What is happening to the Ogiek people in Kenya’s Mau Forest?

Kenya’s government have been accused of illegally evicting members of the Ogiek community from the Mau Forest once again. The Ogiek are a 20,000-strong community of hunter-gatherers who have lived in the area ‘since time immemorial’, and whose rights to live in the Mau Forest as their ancestral lands were confirmed by the African Court of Human and Peoples’ Rights in 2017. Despite this, they are being forcibly evicted from their homes by the national government. Daniel Kobei, the Founder and Executive Director of the Ogiek Peoples’ Development Program (OPDP), has called the latest situation ‘a humanitarian crisis’. According to the OPDP, officers from the Kenya Forestry Service began pulling down houses on 2nd November 2023, forcing out inhabitants and causing significant damage to properties and food stores. Esther Ngusilo, a member of the Ogiek people, told thousands that she has ‘nowhere to go’ via a heartfelt video posted by the OPDP on X (formerly Twitter). So far, around 700 people have been affected.

This is not the first time that the Ogiek have had such measures imposed upon them; cases from as far back as 2009 show that the battle between the Kenyan government and the indigenous Ogiek population has been long-fought. In 2022, the African Court on Human and Peoples’ Rights awarded the Ogiek people more than USD 1.3million as reparations for breaches of their rights committed by the Kenyan government.

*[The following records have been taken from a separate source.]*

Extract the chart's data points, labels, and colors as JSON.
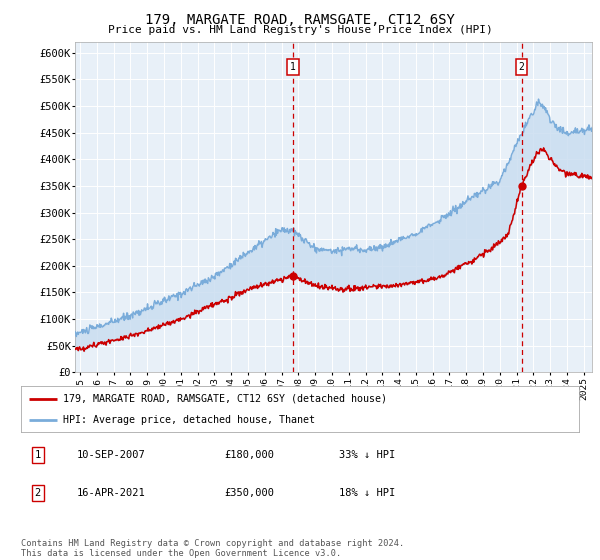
{
  "title": "179, MARGATE ROAD, RAMSGATE, CT12 6SY",
  "subtitle": "Price paid vs. HM Land Registry's House Price Index (HPI)",
  "ylim": [
    0,
    620000
  ],
  "xlim_start": 1994.7,
  "xlim_end": 2025.5,
  "sale1_x": 2007.69,
  "sale1_y": 180000,
  "sale2_x": 2021.29,
  "sale2_y": 350000,
  "legend_line1": "179, MARGATE ROAD, RAMSGATE, CT12 6SY (detached house)",
  "legend_line2": "HPI: Average price, detached house, Thanet",
  "row1_num": "1",
  "row1_date": "10-SEP-2007",
  "row1_price": "£180,000",
  "row1_pct": "33% ↓ HPI",
  "row2_num": "2",
  "row2_date": "16-APR-2021",
  "row2_price": "£350,000",
  "row2_pct": "18% ↓ HPI",
  "footnote1": "Contains HM Land Registry data © Crown copyright and database right 2024.",
  "footnote2": "This data is licensed under the Open Government Licence v3.0.",
  "red_color": "#cc0000",
  "blue_color": "#7aacda",
  "fill_color": "#c8dcf0",
  "plot_bg": "#e8f0f8",
  "grid_color": "#ffffff"
}
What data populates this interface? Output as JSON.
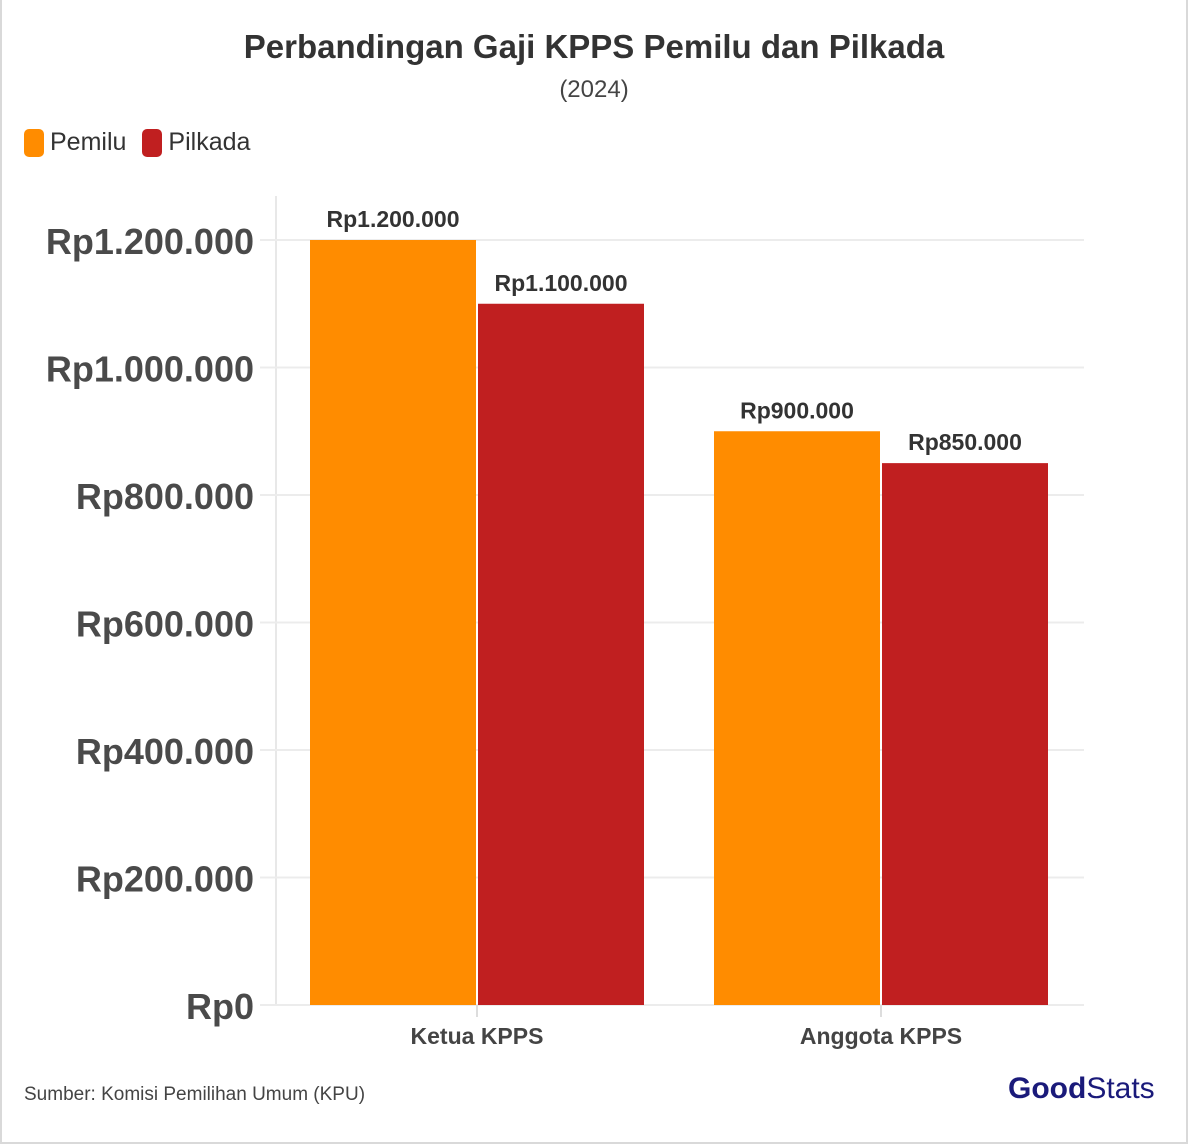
{
  "chart_data": {
    "type": "bar",
    "title": "Perbandingan Gaji KPPS Pemilu dan Pilkada",
    "subtitle": "(2024)",
    "categories": [
      "Ketua KPPS",
      "Anggota KPPS"
    ],
    "series": [
      {
        "name": "Pemilu",
        "color": "#ff8c00",
        "values": [
          1200000,
          900000
        ],
        "labels": [
          "Rp1.200.000",
          "Rp900.000"
        ]
      },
      {
        "name": "Pilkada",
        "color": "#c01f20",
        "values": [
          1100000,
          850000
        ],
        "labels": [
          "Rp1.100.000",
          "Rp850.000"
        ]
      }
    ],
    "yticks": [
      0,
      200000,
      400000,
      600000,
      800000,
      1000000,
      1200000
    ],
    "ytick_labels": [
      "Rp0",
      "Rp200.000",
      "Rp400.000",
      "Rp600.000",
      "Rp800.000",
      "Rp1.000.000",
      "Rp1.200.000"
    ],
    "ylim": [
      0,
      1200000
    ],
    "grid": true,
    "legend": "top-left",
    "xlabel": "",
    "ylabel": ""
  },
  "source": "Sumber: Komisi Pemilihan Umum (KPU)",
  "logo": {
    "part1": "Good",
    "part2": "Stats"
  }
}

The Kenyan government claims that these operations are for the purpose of protecting and conserving the area; these evictions are usually attempted on the premise that the Ogiek are degrading the land upon which they live. However, Lucy Claridge, director of the International Lawyers Project, voiced her suspicions that this latest move stems from the Kenyan government’s desire to capitalise on the financial opportunities presented by the Mau Forest’s appeal to carbon-offsetting companies. Trees can sequester (capture or remove) carbon from the atmosphere through photosynthesis; carbon offsetting schemes mean that an individual or organisation, such as a government, can pay another party to offset their emissions through a number of measures, such as planting trees. Dr Justin Kenrick from the Forest People’s Programme has linked the Kenyan government’s actions to its promise of climate action, saying that ‘[t]he Mau is Kenya’s biggest forest and in our view it’s clear that the interest shown by offsetting companies is prompting the Kenyan Government to assert its control’. Additionally, studies have shown that conservation efforts led by local communities and indigenous peoples are highly effective, due to the invaluable firsthand knowledge and experience of those living in the area. Survival International, a human rights charity that campaigns for the rights of indigenous peoples, argues that ‘when the Ogiek are removed, their forest is not protected but rather exploited by logging and tea plantations – some owned by government officials’. In this light, the government’s reasoning behind the eviction of the Ogiek people seems little justified.

People from across the world and from various sectors – such as NGOs and environmental scientists – are speaking out against the actions of Kenya’s government, but how this latest set of sudden evictions will be resolved remains to be seen.